Crescent’s full cash offer of $5.20 per share represents a premium of 53 percent to the closing share price of Abano prior to the announcement of the partial takeover by Masthead Portfolios Limited (Masthead) and is higher than any share price achieved by Abano despite all the takeover activity, and with the market fully informed about the company’s projections.
“Our full cash offer of $5.20 per share provides shareholders with the opportunity to substantially capture the full value of Abano’s long term projections right now rather than be exposed to the risk of Abano not achieving these future performance targets,” said Michael Alscher, Executive Director of Crescent Capital Partners. “We believe those projections are very optimistic. In our view they are not based on a realistic assessment of the market here or in Australia.”
“Since announcing our intention to make an offer, Masthead’s partial takeover offer has lapsed and no other offer has been forthcoming. We have already obtained a 10.9% stake in Abano from RotoruaTrust and based on extremely positive market feedback, we expect a strong take-up of our offer from shareholders.”
Mr Alscher also noted that the NZX50 index had fallen 8.5 percent since the release by Abano of its Target Company Statement responding to the Masthead offer and that the outlook was not good for Abano shareholders if the Crescent offer was not successful.
“Prior to our offer being announced, Abano’s share price appeared to be falling and had dropped to levels as low as $4.65. However even at this level the share price will have included a premium relating to the Masthead offer and speculation around the likelihood of another offer being presented to the market.
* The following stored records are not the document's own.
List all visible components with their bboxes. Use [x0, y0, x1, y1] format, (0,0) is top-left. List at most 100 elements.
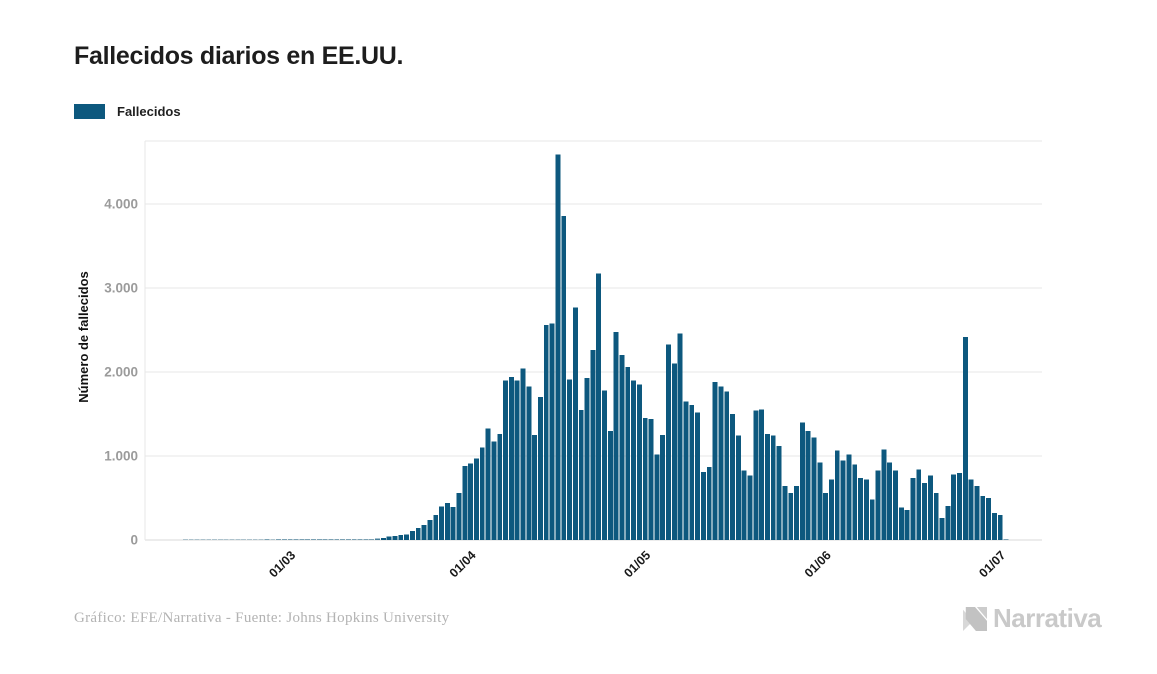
bar[interactable]: [689, 404, 695, 540]
bar[interactable]: [893, 470, 898, 540]
bar[interactable]: [759, 409, 765, 540]
bar[interactable]: [188, 539, 194, 540]
bar[interactable]: [427, 519, 433, 540]
bar[interactable]: [735, 435, 741, 540]
bar[interactable]: [747, 475, 753, 540]
bar[interactable]: [730, 414, 735, 540]
bar[interactable]: [741, 470, 747, 540]
bar[interactable]: [875, 470, 881, 540]
bar[interactable]: [636, 384, 642, 540]
bar[interactable]: [252, 539, 258, 540]
bar[interactable]: [927, 475, 933, 540]
bar[interactable]: [567, 379, 573, 540]
bar[interactable]: [660, 435, 666, 540]
bar[interactable]: [834, 450, 840, 540]
bar[interactable]: [776, 445, 782, 540]
bar[interactable]: [409, 530, 415, 540]
bar[interactable]: [468, 463, 474, 540]
bar[interactable]: [642, 418, 648, 540]
bar[interactable]: [439, 506, 444, 540]
bar[interactable]: [479, 447, 485, 540]
bar[interactable]: [520, 368, 526, 540]
bar[interactable]: [980, 495, 986, 540]
bar[interactable]: [945, 505, 951, 540]
bar[interactable]: [596, 273, 602, 540]
bar[interactable]: [962, 336, 968, 540]
bar[interactable]: [584, 377, 590, 540]
bar[interactable]: [345, 539, 351, 540]
bar[interactable]: [380, 537, 386, 540]
bar[interactable]: [305, 539, 311, 540]
bar[interactable]: [910, 477, 916, 540]
bar[interactable]: [782, 485, 788, 540]
bar[interactable]: [375, 538, 380, 540]
bar[interactable]: [916, 469, 922, 540]
bar[interactable]: [287, 539, 293, 540]
bar[interactable]: [718, 386, 724, 540]
bar[interactable]: [823, 492, 829, 540]
bar[interactable]: [770, 435, 776, 540]
bar[interactable]: [264, 539, 270, 540]
bar[interactable]: [433, 514, 439, 540]
bar[interactable]: [695, 412, 701, 540]
bar[interactable]: [340, 539, 346, 540]
bar[interactable]: [514, 380, 520, 540]
bar[interactable]: [508, 377, 514, 540]
bar[interactable]: [311, 539, 316, 540]
bar[interactable]: [293, 539, 299, 540]
bar[interactable]: [671, 363, 677, 540]
bar[interactable]: [241, 539, 247, 540]
bar[interactable]: [840, 460, 846, 540]
bar[interactable]: [235, 539, 241, 540]
bar[interactable]: [1003, 539, 1009, 540]
bar[interactable]: [939, 517, 945, 540]
bar[interactable]: [957, 472, 962, 540]
bar[interactable]: [322, 539, 328, 540]
bar[interactable]: [276, 539, 282, 540]
bar[interactable]: [613, 331, 619, 540]
bar[interactable]: [974, 485, 980, 540]
bar[interactable]: [450, 507, 456, 540]
bar[interactable]: [212, 539, 217, 540]
bar[interactable]: [590, 350, 596, 540]
bar[interactable]: [485, 428, 491, 540]
bar[interactable]: [602, 390, 607, 540]
bar[interactable]: [869, 499, 875, 540]
bar[interactable]: [328, 539, 334, 540]
bar[interactable]: [765, 434, 770, 540]
bar[interactable]: [852, 464, 858, 540]
bar[interactable]: [677, 333, 683, 540]
bar[interactable]: [572, 307, 578, 540]
bar[interactable]: [258, 539, 264, 540]
bar[interactable]: [223, 539, 229, 540]
bar[interactable]: [281, 539, 287, 540]
bar[interactable]: [398, 535, 404, 540]
bar[interactable]: [858, 477, 864, 540]
bar[interactable]: [706, 466, 712, 540]
bar[interactable]: [881, 449, 887, 540]
bar[interactable]: [206, 539, 212, 540]
bar[interactable]: [887, 462, 893, 540]
bar[interactable]: [392, 535, 398, 540]
bar[interactable]: [788, 492, 794, 540]
bar[interactable]: [421, 524, 427, 540]
bar[interactable]: [357, 539, 363, 540]
bar[interactable]: [503, 380, 508, 540]
bar[interactable]: [369, 539, 375, 540]
bar[interactable]: [456, 492, 462, 540]
bar[interactable]: [415, 528, 421, 540]
bar[interactable]: [799, 422, 805, 540]
bar[interactable]: [270, 539, 276, 540]
bar[interactable]: [654, 454, 660, 540]
bar[interactable]: [712, 382, 718, 540]
bar[interactable]: [247, 539, 252, 540]
bar[interactable]: [666, 344, 671, 540]
bar[interactable]: [491, 441, 497, 540]
bar[interactable]: [334, 539, 340, 540]
bar[interactable]: [997, 514, 1003, 540]
bar[interactable]: [538, 397, 543, 540]
bar[interactable]: [183, 539, 188, 540]
bar[interactable]: [968, 479, 974, 540]
bar[interactable]: [561, 216, 567, 540]
bar[interactable]: [846, 454, 852, 540]
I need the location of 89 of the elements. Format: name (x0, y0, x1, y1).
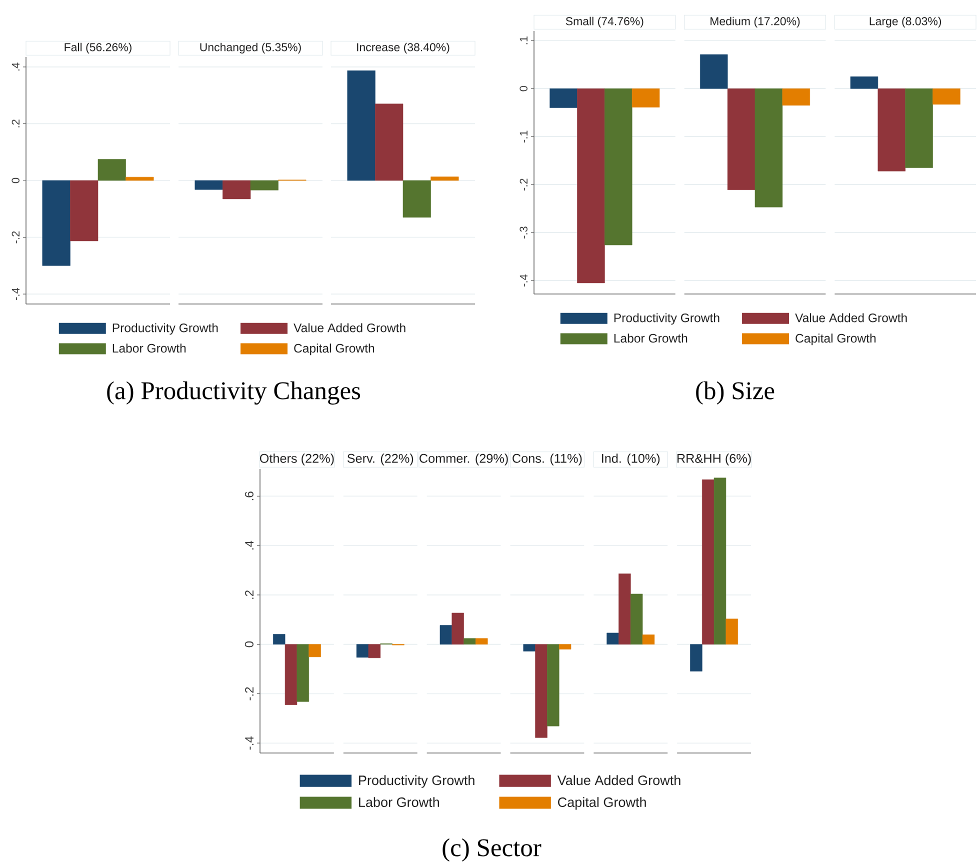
bar (194, 180, 223, 190)
legend-label: Labor Growth (614, 334, 688, 343)
bar (630, 594, 643, 644)
bar (523, 644, 536, 652)
bar (126, 176, 154, 181)
bar (606, 632, 619, 644)
x-tick-label: Fall (56.26%) (64, 42, 132, 54)
bar (284, 644, 298, 705)
x-tick-label: Commer. (29%) (420, 454, 508, 466)
bar (42, 180, 70, 266)
y-tick-label: -.2 (12, 231, 20, 244)
text: (a) Productivity Changes (107, 381, 360, 405)
bar (535, 644, 548, 738)
legend-label: Productivity Growth (359, 775, 474, 788)
bar (464, 638, 476, 644)
bar (550, 88, 578, 108)
legend-label: Capital Growth (558, 797, 646, 810)
bar (878, 88, 906, 172)
legend-label: Value Added Growth (557, 775, 680, 786)
bar (727, 88, 756, 190)
bar (430, 176, 459, 181)
x-tick-label: Increase (38.40%) (357, 42, 450, 54)
bar (905, 88, 933, 168)
y-tick-label: .4 (12, 62, 20, 71)
legend-label: Value Added Growth (795, 313, 907, 322)
bar (726, 618, 738, 644)
bar (700, 54, 728, 89)
legend-label: Productivity Growth (614, 313, 720, 325)
bar (754, 88, 783, 208)
bar (273, 634, 286, 644)
bar (618, 574, 631, 644)
bar (782, 88, 810, 106)
x-tick-label: Ind. (10%) (602, 454, 660, 466)
bar (604, 88, 632, 246)
x-tick-label: Others (22%) (260, 454, 334, 466)
y-tick-label: .6 (244, 492, 254, 500)
bar (850, 76, 878, 89)
bar (714, 478, 726, 644)
y-tick-label: -.4 (520, 274, 528, 286)
bar (70, 180, 98, 242)
bar (250, 180, 278, 190)
x-tick-label: Unchanged (5.35%) (200, 42, 301, 54)
text: (c) Sector (442, 838, 542, 862)
bar (452, 612, 464, 644)
bar (375, 104, 404, 181)
bar (222, 180, 251, 200)
x-tick-label: Small (74.76%) (566, 16, 644, 28)
y-tick-label: .2 (12, 120, 20, 128)
y-tick-label: -.2 (520, 178, 528, 190)
legend-label: Productivity Growth (112, 323, 218, 335)
x-tick-label: Large (8.03%) (870, 16, 942, 28)
y-tick-label: -.1 (520, 130, 528, 143)
x-tick-label: Serv. (22%) (347, 454, 414, 466)
y-tick-label: 0 (244, 641, 254, 648)
y-tick-label: 0 (12, 178, 20, 184)
bar (547, 644, 560, 726)
y-tick-label: .2 (245, 590, 254, 599)
bar (98, 159, 126, 181)
legend-label: Capital Growth (294, 344, 374, 356)
legend-label: Labor Growth (112, 344, 186, 353)
x-tick-label: RR&HH (6%) (677, 454, 751, 466)
bar (402, 180, 431, 218)
bar (476, 638, 488, 644)
bar (632, 88, 660, 108)
legend-label: Capital Growth (796, 334, 876, 346)
y-tick-label: .1 (520, 36, 528, 44)
bar (296, 644, 310, 702)
y-tick-label: 0 (520, 86, 528, 92)
bar (347, 70, 376, 181)
bar (577, 88, 605, 284)
y-tick-label: -.2 (245, 687, 254, 700)
bar (368, 644, 381, 658)
legend-label: Value Added Growth (294, 323, 406, 332)
y-tick-label: -.4 (12, 288, 20, 300)
bar (642, 634, 655, 644)
bar (932, 88, 960, 105)
bar (558, 644, 572, 650)
bar (440, 625, 452, 644)
y-tick-label: .4 (245, 540, 254, 550)
y-tick-label: -.3 (520, 226, 528, 238)
bar (690, 644, 702, 672)
bar (308, 644, 321, 658)
bar (356, 644, 369, 658)
legend-label: Labor Growth (359, 797, 440, 808)
x-tick-label: Cons. (11%) (512, 454, 582, 466)
text: (b) Size (696, 381, 774, 405)
bar (702, 479, 714, 644)
y-tick-label: -.4 (245, 736, 254, 750)
x-tick-label: Medium (17.20%) (710, 16, 800, 28)
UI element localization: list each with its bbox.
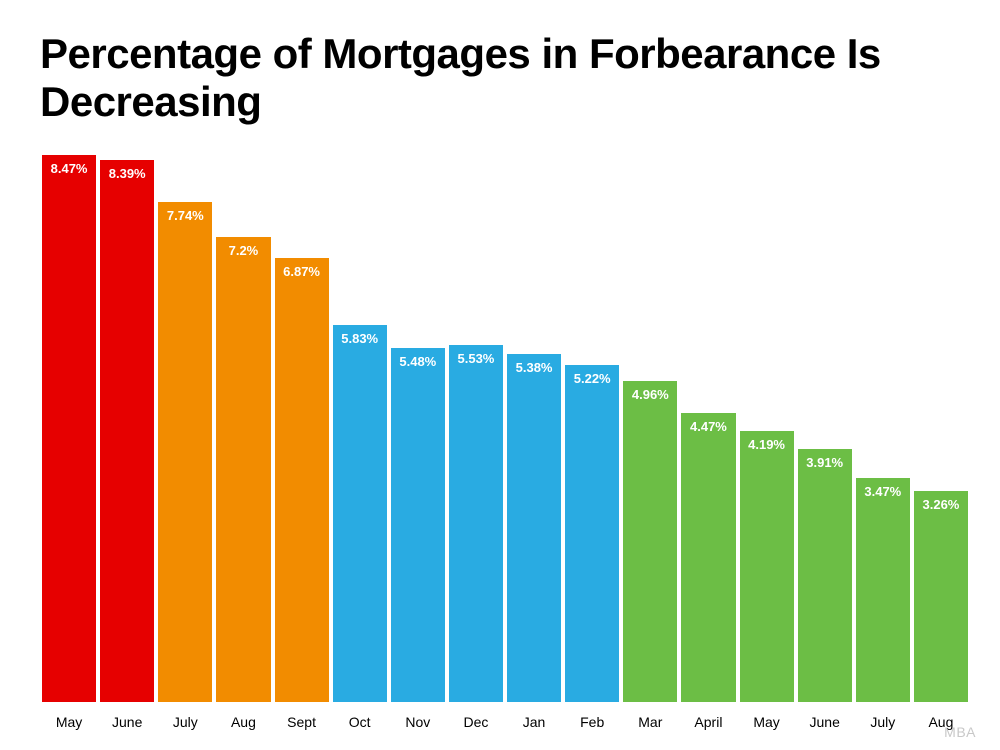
bar-value-label: 4.19%: [740, 437, 794, 452]
bar-value-label: 5.83%: [333, 331, 387, 346]
bar-wrap: 5.53%: [449, 155, 503, 702]
x-axis-label: May: [740, 714, 794, 730]
x-axis-label: Oct: [333, 714, 387, 730]
bar-wrap: 3.26%: [914, 155, 968, 702]
bar-wrap: 4.47%: [681, 155, 735, 702]
bar-value-label: 3.26%: [914, 497, 968, 512]
x-axis-label: Feb: [565, 714, 619, 730]
chart-page: Percentage of Mortgages in Forbearance I…: [0, 0, 1000, 750]
x-axis-label: May: [42, 714, 96, 730]
source-credit: MBA: [944, 724, 976, 740]
bar-wrap: 5.48%: [391, 155, 445, 702]
bar: 4.19%: [740, 431, 794, 702]
bar-wrap: 4.96%: [623, 155, 677, 702]
bar-wrap: 5.38%: [507, 155, 561, 702]
bar-wrap: 3.91%: [798, 155, 852, 702]
bar: 8.47%: [42, 155, 96, 702]
bar-wrap: 3.47%: [856, 155, 910, 702]
bar-wrap: 6.87%: [275, 155, 329, 702]
bar: 7.2%: [216, 237, 270, 702]
bar-value-label: 3.47%: [856, 484, 910, 499]
x-axis-label: Nov: [391, 714, 445, 730]
bar: 7.74%: [158, 202, 212, 702]
bar: 5.48%: [391, 348, 445, 702]
bar-wrap: 4.19%: [740, 155, 794, 702]
chart-title: Percentage of Mortgages in Forbearance I…: [40, 30, 970, 127]
bar-value-label: 7.74%: [158, 208, 212, 223]
bar-value-label: 5.22%: [565, 371, 619, 386]
x-axis-label: Sept: [275, 714, 329, 730]
bar: 3.47%: [856, 478, 910, 702]
bar-wrap: 8.39%: [100, 155, 154, 702]
bar: 3.26%: [914, 491, 968, 702]
x-axis-label: Jan: [507, 714, 561, 730]
x-axis-label: Mar: [623, 714, 677, 730]
chart-area: 8.47% 8.39% 7.74% 7.2% 6.87% 5.83% 5.48% 5.53% 5…: [40, 155, 970, 730]
bar: 5.38%: [507, 354, 561, 702]
bar-wrap: 7.2%: [216, 155, 270, 702]
bar: 5.53%: [449, 345, 503, 702]
bar-value-label: 8.47%: [42, 161, 96, 176]
bars-container: 8.47% 8.39% 7.74% 7.2% 6.87% 5.83% 5.48% 5.53% 5…: [40, 155, 970, 702]
bar-value-label: 6.87%: [275, 264, 329, 279]
bar-value-label: 8.39%: [100, 166, 154, 181]
x-axis-label: Aug: [216, 714, 270, 730]
bar-value-label: 5.48%: [391, 354, 445, 369]
bar-value-label: 5.53%: [449, 351, 503, 366]
bar-value-label: 4.96%: [623, 387, 677, 402]
bar-wrap: 5.83%: [333, 155, 387, 702]
x-axis-label: April: [681, 714, 735, 730]
x-axis-label: Dec: [449, 714, 503, 730]
bar-value-label: 7.2%: [216, 243, 270, 258]
bar: 3.91%: [798, 449, 852, 702]
x-axis-label: July: [158, 714, 212, 730]
bar-wrap: 8.47%: [42, 155, 96, 702]
bar-wrap: 5.22%: [565, 155, 619, 702]
bar: 5.22%: [565, 365, 619, 702]
bar-value-label: 5.38%: [507, 360, 561, 375]
bar-value-label: 4.47%: [681, 419, 735, 434]
bar: 4.47%: [681, 413, 735, 702]
bar-value-label: 3.91%: [798, 455, 852, 470]
bar: 5.83%: [333, 325, 387, 702]
x-axis-label: June: [100, 714, 154, 730]
bar: 6.87%: [275, 258, 329, 702]
x-axis-label: July: [856, 714, 910, 730]
x-axis-label: June: [798, 714, 852, 730]
bar: 8.39%: [100, 160, 154, 702]
bar: 4.96%: [623, 381, 677, 702]
bar-wrap: 7.74%: [158, 155, 212, 702]
x-axis-labels: MayJuneJulyAugSeptOctNovDecJanFebMarApri…: [40, 714, 970, 730]
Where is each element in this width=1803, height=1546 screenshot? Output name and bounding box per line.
Looking ahead, shareholders will be exposed to the prospect of a material fall in the value of their shares if our offer is not successful and no other offer is forthcoming.”
With Crescent currently holding a 10.9 percent stake in Abano, another full offer is unlikely.
“We encourage shareholders to sell into our offer early as we believe our offer is compelling and that no better offer will eventuate in the foreseeable future. Shareholders can also be reassured by the provision of a withdrawal clause within our offer which allows shareholders to withdraw their acceptance in the event of a higher full offer being made for Abano,” said Alscher.
“The offer will enable most shareholders to crystallise a substantial profit and, as it is a full takeover offer, will also allow shareholders to capture the full control premium on their total shareholding.”
The Abano Board has already acknowledged that although they were not prepared to recommend the offer, it was potentially at a level which Abano shareholders may find attractive and that it would be up to Abano shareholders to decide on the merits. Shareholders can expect to receive a Target Company Statement shortly after Christmas.
Crescent will pay broker handling fees in connection with its takeover offer for Abano Healthcare Group Limited.